No Deal for Wynn

Wynn Resorts Ltd. abruptly called-off discussions over a potential $7.1 billion offer for Australia’s Crown Resorts Ltd. Tuesday, saying the takeover target had prematurely disclosed their talks. Less than a day after Crown Resorts surprised industry watchers by announcing that Wynn Resorts had offered 14.75 Australian dollars (US$10.51) a share, Wynn took the deal off the table.

“Following the premature disclosure of preliminary discussions, Wynn Resorts has terminated all discussions with Crown Resorts concerning any transactions,” the company said in a statement released four hours after a separate statement had confirmed the talks.

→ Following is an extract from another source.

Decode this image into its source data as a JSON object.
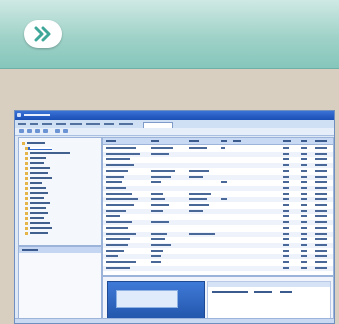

Wynn Resorts executives were caught off-guard when Crown disclosed the talks, as Wynn hadn’t been ready to do so, a person familiar with the matter said. “I was surprised, and the U.S. folks were surprised,” the person said. The deal would have given the Las Vegas giant a foothold in its second international market, underscoring how casinos are looking beyond the traditional gambling hub of Macau to attract lucrative Asian high rollers.

Wynn currently runs casinos only in the U.S. and Macau, the southern Chinese territory that is the epicenter of global gaming. Analysts said a move into Australia by Wynn would have complemented its existing business, giving it another option to offer potential VIPs amid concerns that spending on gambling in Macau could fall due to a slowing Chinese economy.

Macau casinos bring in more than five times the annual revenue of casinos in Las Vegas. The contribution from high-rollers to global gaming sits at around 50%, according to data from Union Gaming, an investment bank focused on the sector. That figure has trended lower since 2011, when VIP players accounted for roughly three-quarters of revenue.